Algunas especies conocidas fuera de Madagascar ayudan a concienciar sobre la conservación:

  • Lemur catta — lémur de cola anillada: diurno y social, famoso por su larga cola rayada.
  • Indri indri — indri: una de las especies más grandes y con vocalizaciones profundas y sonoras.
  • Daubentonia madagascariensis — aye-aye: de hábitos nocturnos y con un dedo medio muy delgado usado para extraer insectos de la madera.
  • Microcebus — mouse lemurs: pequeños, nocturnos y con muchas especies crípticas recientemente descritas.

Importancia ecológica y cultural

Los lémures son esenciales para los ecosistemas de Madagascar por su papel en la dispersión de semillas y la polinización.

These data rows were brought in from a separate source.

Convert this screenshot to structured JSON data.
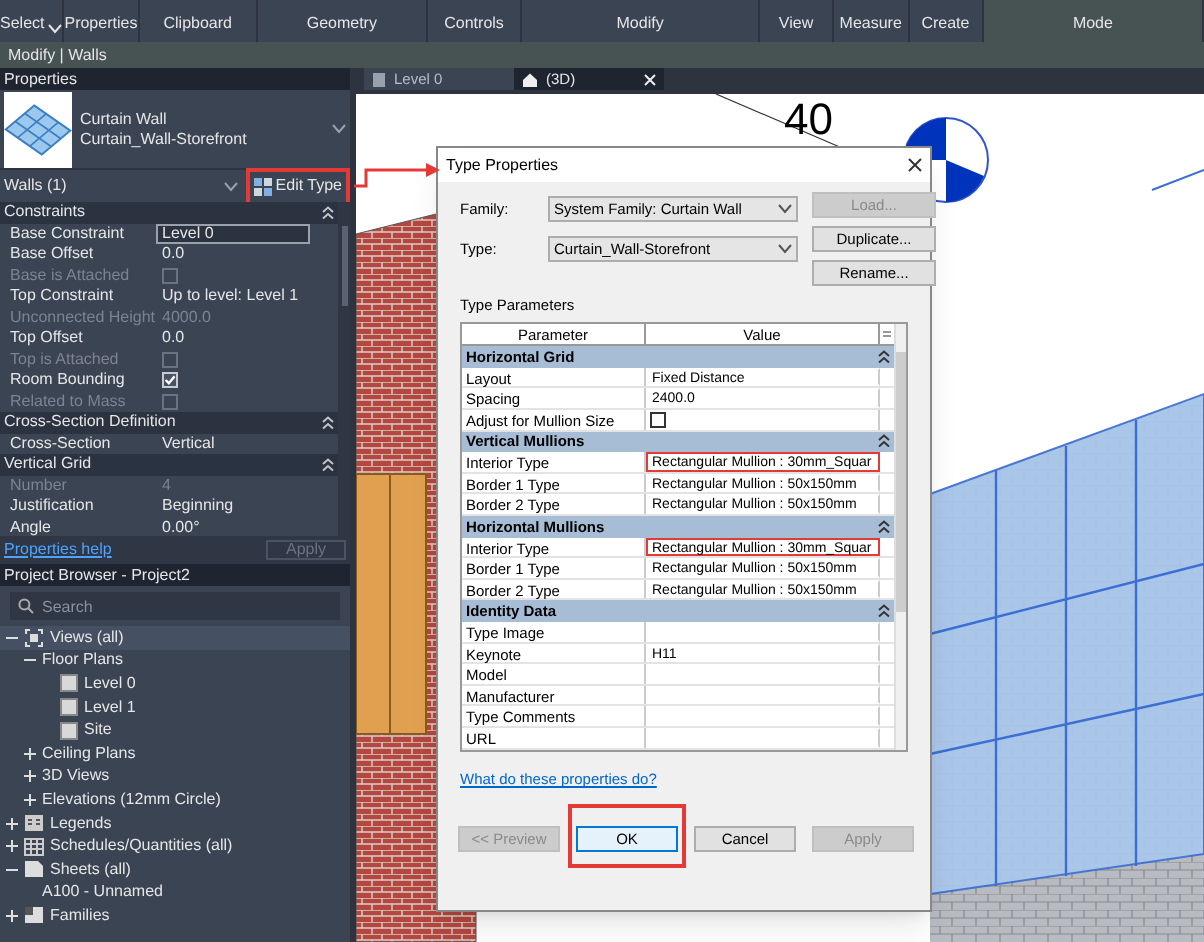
{
  "ribbon": {
    "panels": [
      {
        "label": "Select",
        "menu": true
      },
      {
        "label": "Properties",
        "menu": false
      },
      {
        "label": "Clipboard",
        "menu": false
      },
      {
        "label": "Geometry",
        "menu": false
      },
      {
        "label": "Controls",
        "menu": false
      },
      {
        "label": "Modify",
        "menu": false
      },
      {
        "label": "View",
        "menu": false
      },
      {
        "label": "Measure",
        "menu": false
      },
      {
        "label": "Create",
        "menu": false
      },
      {
        "label": "Mode",
        "menu": false
      }
    ]
  },
  "context_bar": "Modify | Walls",
  "properties": {
    "title": "Properties",
    "type_family": "Curtain Wall",
    "type_name": "Curtain_Wall-Storefront",
    "filter": "Walls (1)",
    "edit_type": {
      "label": "Edit Type",
      "highlighted": true
    },
    "rows": [
      {
        "kind": "section",
        "label": "Constraints"
      },
      {
        "kind": "text",
        "label": "Base Constraint",
        "value": "Level 0",
        "disabled": false,
        "editing": true
      },
      {
        "kind": "text",
        "label": "Base Offset",
        "value": "0.0",
        "disabled": false,
        "editing": false
      },
      {
        "kind": "checkbox",
        "label": "Base is Attached",
        "checked": false,
        "disabled": true
      },
      {
        "kind": "text",
        "label": "Top Constraint",
        "value": "Up to level: Level 1",
        "disabled": false,
        "editing": false
      },
      {
        "kind": "text",
        "label": "Unconnected Height",
        "value": "4000.0",
        "disabled": true,
        "editing": false
      },
      {
        "kind": "text",
        "label": "Top Offset",
        "value": "0.0",
        "disabled": false,
        "editing": false
      },
      {
        "kind": "checkbox",
        "label": "Top is Attached",
        "checked": false,
        "disabled": true
      },
      {
        "kind": "checkbox",
        "label": "Room Bounding",
        "checked": true,
        "disabled": false
      },
      {
        "kind": "checkbox",
        "label": "Related to Mass",
        "checked": false,
        "disabled": true
      },
      {
        "kind": "section",
        "label": "Cross-Section Definition"
      },
      {
        "kind": "text",
        "label": "Cross-Section",
        "value": "Vertical",
        "disabled": false,
        "editing": false
      },
      {
        "kind": "section",
        "label": "Vertical Grid"
      },
      {
        "kind": "text",
        "label": "Number",
        "value": "4",
        "disabled": true,
        "editing": false
      },
      {
        "kind": "text",
        "label": "Justification",
        "value": "Beginning",
        "disabled": false,
        "editing": false
      },
      {
        "kind": "text",
        "label": "Angle",
        "value": "0.00°",
        "disabled": false,
        "editing": false
      }
    ],
    "help_link": "Properties help",
    "apply": {
      "label": "Apply",
      "disabled": true
    }
  },
  "project_browser": {
    "title": "Project Browser - Project2",
    "search": {
      "placeholder": "Search"
    },
    "tree": [
      {
        "label": "Views (all)",
        "kind": "views",
        "expanded": true,
        "selected": true,
        "children": [
          {
            "label": "Floor Plans",
            "expanded": true,
            "selected": false,
            "children": [
              {
                "label": "Level 0",
                "kind": "view",
                "selected": false
              },
              {
                "label": "Level 1",
                "kind": "view",
                "selected": false
              },
              {
                "label": "Site",
                "kind": "view",
                "selected": false
              }
            ]
          },
          {
            "label": "Ceiling Plans",
            "expanded": false,
            "selected": false
          },
          {
            "label": "3D Views",
            "expanded": false,
            "selected": false
          },
          {
            "label": "Elevations (12mm Circle)",
            "expanded": false,
            "selected": false
          }
        ]
      },
      {
        "label": "Legends",
        "kind": "legend",
        "expanded": false,
        "selected": false
      },
      {
        "label": "Schedules/Quantities (all)",
        "kind": "schedule",
        "expanded": false,
        "selected": false
      },
      {
        "label": "Sheets (all)",
        "kind": "sheet",
        "expanded": true,
        "selected": false,
        "children": [
          {
            "label": "A100 - Unnamed",
            "selected": false
          }
        ]
      },
      {
        "label": "Families",
        "kind": "family",
        "expanded": false,
        "selected": false
      }
    ]
  },
  "view_tabs": [
    {
      "label": "Level 0",
      "kind": "plan",
      "selected": false,
      "closable": false
    },
    {
      "label": "(3D)",
      "kind": "home",
      "selected": true,
      "closable": true
    }
  ],
  "canvas": {
    "dimension_text": "40"
  },
  "dialog": {
    "title": "Type Properties",
    "family": {
      "label": "Family:",
      "value": "System Family: Curtain Wall"
    },
    "type": {
      "label": "Type:",
      "value": "Curtain_Wall-Storefront"
    },
    "side_buttons": [
      {
        "label": "Load...",
        "disabled": true
      },
      {
        "label": "Duplicate...",
        "disabled": false
      },
      {
        "label": "Rename...",
        "disabled": false
      }
    ],
    "params_label": "Type Parameters",
    "columns": [
      "Parameter",
      "Value"
    ],
    "rows": [
      {
        "kind": "section",
        "label": "Horizontal Grid"
      },
      {
        "kind": "text",
        "label": "Layout",
        "value": "Fixed Distance",
        "highlighted": false
      },
      {
        "kind": "text",
        "label": "Spacing",
        "value": "2400.0",
        "highlighted": false
      },
      {
        "kind": "checkbox",
        "label": "Adjust for Mullion Size",
        "checked": false
      },
      {
        "kind": "section",
        "label": "Vertical Mullions"
      },
      {
        "kind": "text",
        "label": "Interior Type",
        "value": "Rectangular Mullion : 30mm_Squar",
        "highlighted": true
      },
      {
        "kind": "text",
        "label": "Border 1 Type",
        "value": "Rectangular Mullion : 50x150mm",
        "highlighted": false
      },
      {
        "kind": "text",
        "label": "Border 2 Type",
        "value": "Rectangular Mullion : 50x150mm",
        "highlighted": false
      },
      {
        "kind": "section",
        "label": "Horizontal Mullions"
      },
      {
        "kind": "text",
        "label": "Interior Type",
        "value": "Rectangular Mullion : 30mm_Squar",
        "highlighted": true
      },
      {
        "kind": "text",
        "label": "Border 1 Type",
        "value": "Rectangular Mullion : 50x150mm",
        "highlighted": false
      },
      {
        "kind": "text",
        "label": "Border 2 Type",
        "value": "Rectangular Mullion : 50x150mm",
        "highlighted": false
      },
      {
        "kind": "section",
        "label": "Identity Data"
      },
      {
        "kind": "text",
        "label": "Type Image",
        "highlighted": false
      },
      {
        "kind": "text",
        "label": "Keynote",
        "value": "H11",
        "highlighted": false
      },
      {
        "kind": "text",
        "label": "Model",
        "highlighted": false
      },
      {
        "kind": "text",
        "label": "Manufacturer",
        "highlighted": false
      },
      {
        "kind": "text",
        "label": "Type Comments",
        "highlighted": false
      },
      {
        "kind": "text",
        "label": "URL",
        "highlighted": false
      }
    ],
    "help_link": "What do these properties do?",
    "buttons": [
      {
        "label": "<< Preview",
        "disabled": true,
        "highlighted": false
      },
      {
        "label": "OK",
        "disabled": false,
        "highlighted": true
      },
      {
        "label": "Cancel",
        "disabled": false,
        "highlighted": false
      },
      {
        "label": "Apply",
        "disabled": true,
        "highlighted": false
      }
    ]
  }
}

Además, tienen un gran valor cultural y turístico: muchas comunidades locales reconocen a los lémures en su folclore y en algunas zonas el turismo de observación de lémures aporta ingresos importantes.

Cómo ayudar

Si quieres contribuir a la conservación de los lémures puedes:

  • Apoyar organizaciones acreditadas que trabajan en conservación y proyectos comunitarios en Madagascar.
  • Evitar productos vinculados a la deforestación y preferir opciones sostenibles.
  • Promover y practicar un turismo responsable que respete hábitats y comunidades locales.
  • Informarte y difundir la importancia de proteger la biodiversidad única de Madagascar.

La situación de los lémures es crítica pero no irreversible: con medidas bien enfocadas, colaboración internacional y respeto por las comunidades locales, es posible conservar estas especies singulares y los ecosistemas que sustentan la vida en Madagascar.